Implement Airflow DAG security scanning with Bandit and safety checks

Intermediate 45 min Apr 23, 2026 88 views
Ubuntu 24.04 Debian 12 AlmaLinux 9 Rocky Linux 9

Set up automated security scanning for Apache Airflow DAGs using Bandit for Python code analysis and Safety for vulnerability detection. Configure pre-commit hooks and CI/CD integration for continuous security monitoring.

Prerequisites

  • Apache Airflow installation
  • Python 3.8 or later
  • Git repository for DAGs
  • Basic Linux system administration

What this solves

Apache Airflow DAGs often contain sensitive operations like database connections, API calls, and data processing logic that can introduce security vulnerabilities. This tutorial implements automated security scanning using Bandit for Python security issues and Safety for known vulnerability detection, ensuring your DAGs meet security standards before deployment.

Step-by-step installation

Update system packages

Start by updating your package manager to ensure you get the latest versions of Python and security tools.

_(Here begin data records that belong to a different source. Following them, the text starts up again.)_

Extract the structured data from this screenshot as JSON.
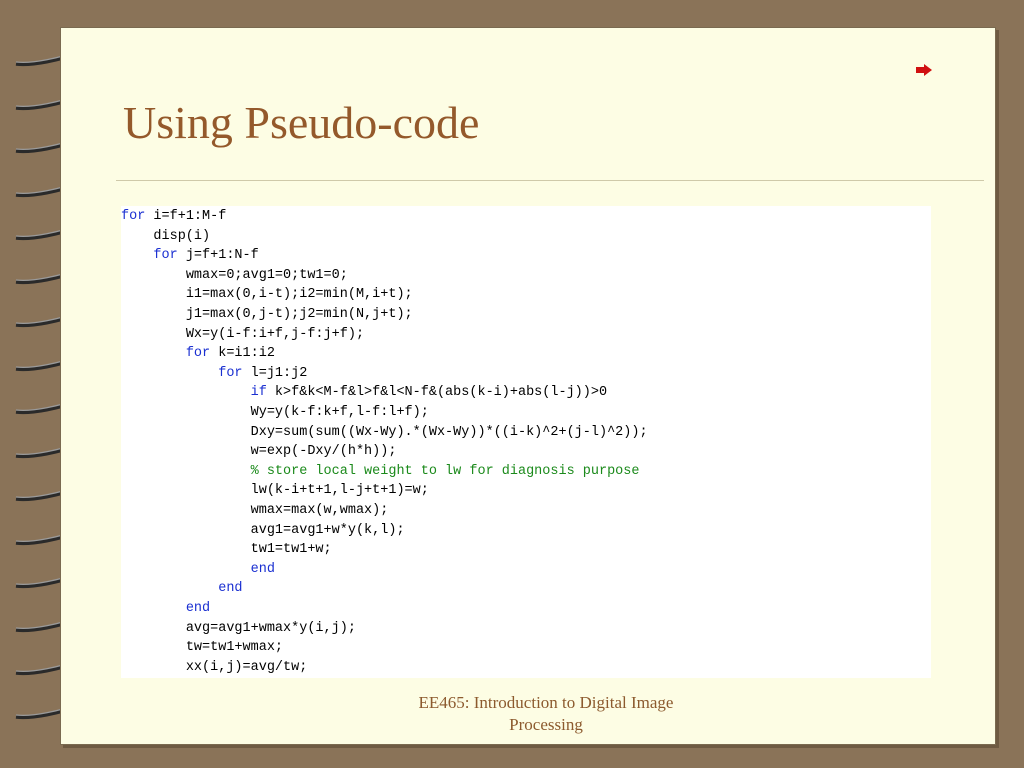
{
  "slide": {
    "title": "Using Pseudo-code",
    "footer_line1": "EE465: Introduction to Digital Image",
    "footer_line2": "Processing",
    "nav_icon": "red-arrow-right-icon"
  },
  "colors": {
    "page_background": "#fdfde4",
    "frame_background": "#8a7358",
    "title": "#94592b",
    "keyword": "#1a2fd1",
    "comment": "#1b8a1b",
    "nav_arrow": "#d01010"
  },
  "code": {
    "lines": [
      {
        "kw": "for",
        "text": " i=f+1:M-f",
        "indent": ""
      },
      {
        "kw": "",
        "text": "disp(i)",
        "indent": "    "
      },
      {
        "kw": "for",
        "text": " j=f+1:N-f",
        "indent": "    "
      },
      {
        "kw": "",
        "text": "wmax=0;avg1=0;tw1=0;",
        "indent": "        "
      },
      {
        "kw": "",
        "text": "i1=max(0,i-t);i2=min(M,i+t);",
        "indent": "        "
      },
      {
        "kw": "",
        "text": "j1=max(0,j-t);j2=min(N,j+t);",
        "indent": "        "
      },
      {
        "kw": "",
        "text": "Wx=y(i-f:i+f,j-f:j+f);",
        "indent": "        "
      },
      {
        "kw": "for",
        "text": " k=i1:i2",
        "indent": "        "
      },
      {
        "kw": "for",
        "text": " l=j1:j2",
        "indent": "            "
      },
      {
        "kw": "if",
        "text": " k>f&k<M-f&l>f&l<N-f&(abs(k-i)+abs(l-j))>0",
        "indent": "                "
      },
      {
        "kw": "",
        "text": "Wy=y(k-f:k+f,l-f:l+f);",
        "indent": "                "
      },
      {
        "kw": "",
        "text": "Dxy=sum(sum((Wx-Wy).*(Wx-Wy))*((i-k)^2+(j-l)^2));",
        "indent": "                "
      },
      {
        "kw": "",
        "text": "w=exp(-Dxy/(h*h));",
        "indent": "                "
      },
      {
        "kw": "",
        "cm": "% store local weight to lw for diagnosis purpose",
        "text": "",
        "indent": "                "
      },
      {
        "kw": "",
        "text": "lw(k-i+t+1,l-j+t+1)=w;",
        "indent": "                "
      },
      {
        "kw": "",
        "text": "wmax=max(w,wmax);",
        "indent": "                "
      },
      {
        "kw": "",
        "text": "avg1=avg1+w*y(k,l);",
        "indent": "                "
      },
      {
        "kw": "",
        "text": "tw1=tw1+w;",
        "indent": "                "
      },
      {
        "kw": "end",
        "text": "",
        "indent": "                "
      },
      {
        "kw": "end",
        "text": "",
        "indent": "            "
      },
      {
        "kw": "end",
        "text": "",
        "indent": "        "
      },
      {
        "kw": "",
        "text": "avg=avg1+wmax*y(i,j);",
        "indent": "        "
      },
      {
        "kw": "",
        "text": "tw=tw1+wmax;",
        "indent": "        "
      },
      {
        "kw": "",
        "text": "xx(i,j)=avg/tw;",
        "indent": "        "
      }
    ]
  }
}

sudo apt update && sudo apt upgrade -y
sudo apt install -y python3-pip python3-venv git
sudo dnf update -y
sudo dnf install -y python3-pip python3-venv git

Install Bandit and Safety security scanners

Install Bandit for Python security scanning and Safety for vulnerability detection. Create a virtual environment to isolate the security tools.

python3 -m venv /opt/airflow-security
source /opt/airflow-security/bin/activate
pip install bandit[toml] safety pre-commit gitpython

Create Bandit configuration file

Configure Bandit with custom rules for Airflow DAGs. This configuration excludes test files and focuses on DAG-specific security issues.

[bandit]
exclude_dirs = ["/opt/airflow/logs", "/opt/airflow/plugins/__pycache__"]
skips = ["B101", "B601"]

[bandit.assert_used]
skips = ["_test.py", "/test_*.py"]

[bandit.hardcoded_password_string]
word_list = ["password", "pass", "passwd", "pwd", "secret", "token"]

[bandit.hardcoded_password_funcarg]
word_list = ["password", "pass", "passwd", "pwd", "secret", "token"]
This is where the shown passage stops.